Models may be biased. They may fabricate, hallucinate information. They may have reasoning errors. They may struggle an entire classes of applications. They have knowledge cutoffs, so they might not know any information about, say, September 2021. They are susceptible to a large range of attacks, which are sort of like coming out on Twitter daily, including prompt injection, jailbreak attacks, data poisoning attacks and so on.
My recommendation right now is use LLMs in low stakes applications, combine them always with human oversight, use them as a source of inspiration and suggestions, and think copilots instead of completely autonomous agents that are just performing a task somewhere. It’s just not clear that the models are there right now.
I wanted to close by saying that GPT-4 is an amazing artifact.
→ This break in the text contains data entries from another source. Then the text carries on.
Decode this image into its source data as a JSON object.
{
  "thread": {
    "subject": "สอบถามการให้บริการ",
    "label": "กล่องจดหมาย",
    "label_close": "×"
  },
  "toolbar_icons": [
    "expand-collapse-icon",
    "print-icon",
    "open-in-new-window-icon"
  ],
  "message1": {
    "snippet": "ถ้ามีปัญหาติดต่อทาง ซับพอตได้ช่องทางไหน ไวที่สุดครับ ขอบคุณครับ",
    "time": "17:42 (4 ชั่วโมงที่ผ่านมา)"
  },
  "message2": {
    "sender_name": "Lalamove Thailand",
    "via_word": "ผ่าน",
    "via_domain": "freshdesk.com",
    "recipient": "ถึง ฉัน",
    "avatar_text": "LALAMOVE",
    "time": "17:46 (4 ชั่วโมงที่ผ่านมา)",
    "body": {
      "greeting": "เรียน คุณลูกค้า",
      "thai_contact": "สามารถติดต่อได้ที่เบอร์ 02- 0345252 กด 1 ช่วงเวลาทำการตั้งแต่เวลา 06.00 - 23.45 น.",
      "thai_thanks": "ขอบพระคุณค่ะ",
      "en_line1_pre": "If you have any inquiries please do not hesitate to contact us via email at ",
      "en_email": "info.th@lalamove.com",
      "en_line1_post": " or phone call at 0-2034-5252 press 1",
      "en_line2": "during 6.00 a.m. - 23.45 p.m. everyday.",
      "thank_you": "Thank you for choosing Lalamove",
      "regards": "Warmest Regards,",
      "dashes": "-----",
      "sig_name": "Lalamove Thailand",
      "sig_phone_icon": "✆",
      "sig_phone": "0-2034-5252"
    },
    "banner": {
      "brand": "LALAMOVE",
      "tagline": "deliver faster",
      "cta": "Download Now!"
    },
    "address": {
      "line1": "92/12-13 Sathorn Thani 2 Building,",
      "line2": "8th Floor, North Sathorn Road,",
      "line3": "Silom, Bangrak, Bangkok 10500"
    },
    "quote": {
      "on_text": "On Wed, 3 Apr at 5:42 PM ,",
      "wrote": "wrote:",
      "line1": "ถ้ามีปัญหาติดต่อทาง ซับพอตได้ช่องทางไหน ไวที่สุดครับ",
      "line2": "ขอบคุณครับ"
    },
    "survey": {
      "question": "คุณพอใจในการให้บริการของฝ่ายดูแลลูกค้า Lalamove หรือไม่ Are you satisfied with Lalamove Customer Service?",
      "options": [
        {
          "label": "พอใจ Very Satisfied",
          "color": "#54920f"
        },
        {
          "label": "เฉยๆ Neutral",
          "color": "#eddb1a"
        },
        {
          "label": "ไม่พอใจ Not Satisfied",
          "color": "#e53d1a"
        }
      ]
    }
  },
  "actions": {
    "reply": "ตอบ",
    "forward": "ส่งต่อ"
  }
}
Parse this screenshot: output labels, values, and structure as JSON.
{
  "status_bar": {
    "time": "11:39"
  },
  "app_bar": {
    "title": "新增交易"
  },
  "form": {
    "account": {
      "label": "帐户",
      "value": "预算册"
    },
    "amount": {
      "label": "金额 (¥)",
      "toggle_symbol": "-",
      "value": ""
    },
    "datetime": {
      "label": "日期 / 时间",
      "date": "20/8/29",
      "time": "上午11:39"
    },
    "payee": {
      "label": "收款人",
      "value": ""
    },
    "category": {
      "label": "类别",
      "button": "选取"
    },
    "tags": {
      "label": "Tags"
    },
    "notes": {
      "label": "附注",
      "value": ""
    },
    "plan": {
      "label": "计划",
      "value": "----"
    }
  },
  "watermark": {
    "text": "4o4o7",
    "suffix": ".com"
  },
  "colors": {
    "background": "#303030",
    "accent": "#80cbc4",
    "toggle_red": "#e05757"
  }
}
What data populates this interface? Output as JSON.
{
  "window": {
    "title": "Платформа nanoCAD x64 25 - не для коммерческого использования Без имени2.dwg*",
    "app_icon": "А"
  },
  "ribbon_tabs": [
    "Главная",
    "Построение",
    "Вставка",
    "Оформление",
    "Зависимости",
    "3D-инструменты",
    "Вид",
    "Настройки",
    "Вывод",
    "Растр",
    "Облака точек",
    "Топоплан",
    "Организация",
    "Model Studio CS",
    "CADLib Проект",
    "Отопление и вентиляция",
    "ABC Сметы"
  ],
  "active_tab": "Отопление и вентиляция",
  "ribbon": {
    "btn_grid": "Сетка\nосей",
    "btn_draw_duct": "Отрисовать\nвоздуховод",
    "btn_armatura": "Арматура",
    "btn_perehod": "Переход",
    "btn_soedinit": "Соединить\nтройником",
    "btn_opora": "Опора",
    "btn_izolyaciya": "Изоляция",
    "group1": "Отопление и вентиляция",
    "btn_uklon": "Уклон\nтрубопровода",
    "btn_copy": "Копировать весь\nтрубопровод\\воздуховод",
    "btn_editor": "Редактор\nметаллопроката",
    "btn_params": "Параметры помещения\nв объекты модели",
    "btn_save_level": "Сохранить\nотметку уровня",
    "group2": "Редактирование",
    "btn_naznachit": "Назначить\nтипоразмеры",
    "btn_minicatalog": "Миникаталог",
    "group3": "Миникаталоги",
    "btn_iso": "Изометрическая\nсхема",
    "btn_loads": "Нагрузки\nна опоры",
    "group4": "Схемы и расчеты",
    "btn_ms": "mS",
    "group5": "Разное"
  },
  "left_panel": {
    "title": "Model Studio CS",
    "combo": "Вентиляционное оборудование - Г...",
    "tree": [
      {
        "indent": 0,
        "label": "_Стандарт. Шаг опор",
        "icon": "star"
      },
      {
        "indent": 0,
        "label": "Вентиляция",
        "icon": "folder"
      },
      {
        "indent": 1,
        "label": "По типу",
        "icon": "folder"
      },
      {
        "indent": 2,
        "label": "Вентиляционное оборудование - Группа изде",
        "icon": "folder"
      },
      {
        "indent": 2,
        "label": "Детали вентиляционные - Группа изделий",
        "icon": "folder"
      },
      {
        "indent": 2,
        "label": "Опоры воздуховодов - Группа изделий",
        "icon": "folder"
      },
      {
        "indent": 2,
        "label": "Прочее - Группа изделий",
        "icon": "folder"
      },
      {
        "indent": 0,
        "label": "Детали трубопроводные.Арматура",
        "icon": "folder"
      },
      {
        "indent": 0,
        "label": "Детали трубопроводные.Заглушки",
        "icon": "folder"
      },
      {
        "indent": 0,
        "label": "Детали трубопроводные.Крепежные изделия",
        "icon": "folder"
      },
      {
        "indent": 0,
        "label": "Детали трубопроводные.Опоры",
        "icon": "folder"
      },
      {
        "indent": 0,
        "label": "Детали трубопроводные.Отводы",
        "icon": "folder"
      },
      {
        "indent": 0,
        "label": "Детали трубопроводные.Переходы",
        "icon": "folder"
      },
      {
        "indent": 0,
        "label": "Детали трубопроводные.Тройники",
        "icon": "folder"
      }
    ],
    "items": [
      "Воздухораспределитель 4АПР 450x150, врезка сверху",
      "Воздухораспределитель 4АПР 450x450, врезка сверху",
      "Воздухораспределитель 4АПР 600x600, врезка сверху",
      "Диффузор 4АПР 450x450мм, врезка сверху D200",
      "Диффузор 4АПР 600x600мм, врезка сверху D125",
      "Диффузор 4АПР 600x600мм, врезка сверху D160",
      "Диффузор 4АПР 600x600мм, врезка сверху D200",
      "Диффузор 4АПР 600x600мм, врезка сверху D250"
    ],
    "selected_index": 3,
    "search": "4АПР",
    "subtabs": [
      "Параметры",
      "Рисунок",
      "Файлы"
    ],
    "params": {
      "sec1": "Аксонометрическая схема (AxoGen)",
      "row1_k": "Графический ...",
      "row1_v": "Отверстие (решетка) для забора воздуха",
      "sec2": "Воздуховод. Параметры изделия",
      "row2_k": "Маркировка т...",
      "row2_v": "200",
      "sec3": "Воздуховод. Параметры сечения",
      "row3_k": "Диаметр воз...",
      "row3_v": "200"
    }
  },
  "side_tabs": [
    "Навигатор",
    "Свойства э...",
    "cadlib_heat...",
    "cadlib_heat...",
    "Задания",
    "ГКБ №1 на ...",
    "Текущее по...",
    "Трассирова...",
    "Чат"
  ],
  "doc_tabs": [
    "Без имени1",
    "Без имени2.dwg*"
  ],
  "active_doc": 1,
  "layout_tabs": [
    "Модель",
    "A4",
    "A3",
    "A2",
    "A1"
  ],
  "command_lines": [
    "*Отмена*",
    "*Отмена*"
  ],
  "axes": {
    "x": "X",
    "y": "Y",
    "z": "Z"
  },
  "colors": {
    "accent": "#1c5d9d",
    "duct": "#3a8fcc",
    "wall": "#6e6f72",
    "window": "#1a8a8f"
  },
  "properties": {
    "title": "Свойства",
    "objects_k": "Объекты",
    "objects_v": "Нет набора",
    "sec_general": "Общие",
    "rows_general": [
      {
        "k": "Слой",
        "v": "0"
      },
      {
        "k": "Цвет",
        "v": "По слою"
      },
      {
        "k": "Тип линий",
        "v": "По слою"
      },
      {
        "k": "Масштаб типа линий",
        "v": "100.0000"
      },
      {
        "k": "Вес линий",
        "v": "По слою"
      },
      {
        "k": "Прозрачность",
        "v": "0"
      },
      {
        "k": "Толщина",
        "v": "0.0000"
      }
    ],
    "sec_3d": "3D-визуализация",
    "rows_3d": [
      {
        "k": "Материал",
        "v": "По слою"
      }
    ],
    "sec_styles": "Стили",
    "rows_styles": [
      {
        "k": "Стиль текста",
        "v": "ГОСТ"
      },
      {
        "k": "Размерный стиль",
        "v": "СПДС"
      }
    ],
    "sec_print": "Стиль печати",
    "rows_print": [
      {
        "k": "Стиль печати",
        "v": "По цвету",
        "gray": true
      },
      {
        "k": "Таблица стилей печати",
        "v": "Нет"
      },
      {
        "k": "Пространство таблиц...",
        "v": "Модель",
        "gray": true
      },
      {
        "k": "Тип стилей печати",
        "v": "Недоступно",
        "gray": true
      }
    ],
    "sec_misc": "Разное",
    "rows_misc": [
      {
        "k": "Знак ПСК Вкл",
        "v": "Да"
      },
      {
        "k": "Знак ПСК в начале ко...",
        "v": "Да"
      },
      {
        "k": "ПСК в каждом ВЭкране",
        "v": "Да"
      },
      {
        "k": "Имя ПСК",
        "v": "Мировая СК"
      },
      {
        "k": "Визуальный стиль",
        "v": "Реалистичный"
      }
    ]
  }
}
I’m very thankful that it exists, and it’s beautiful. It has a ton of knowledge across so many areas that can do math, code, and so on. And in addition, there’s this thriving ecosystem of everything else that is being built and incorporated into the ecosystem, some of these things I talked about. And all of this power is accessible at your fingertips.
Here’s everything that’s needed in terms of code to ask GPT-4 a question, to prompt it and get a response. In this case, I said, “Can you say something to inspire the audience of Microsoft Build 2023?” And I just punched this into Python, and verbatim, GPT-4 said the following.
And by the way, I did not know that they used this trick in the keynote, so I thought I was being clever. (Laughter.) But it is really good at this.
It says, “Ladies and gentlemen, innovators and trailblazers of Microsoft Build 2023, welcome to the gathering of brilliant minds like no other. You are architects of the future, the visionaries molding the digital realm in which humanity thrives. Embrace the limitless possibilities of technologies and let your ideas soar as high as your imagination. Together, let’s create a more connected, remarkable and inclusive world for generations to come. Get ready to unleash your creativity, canvass the unknown and turn dreams into reality. Your journey begins today.”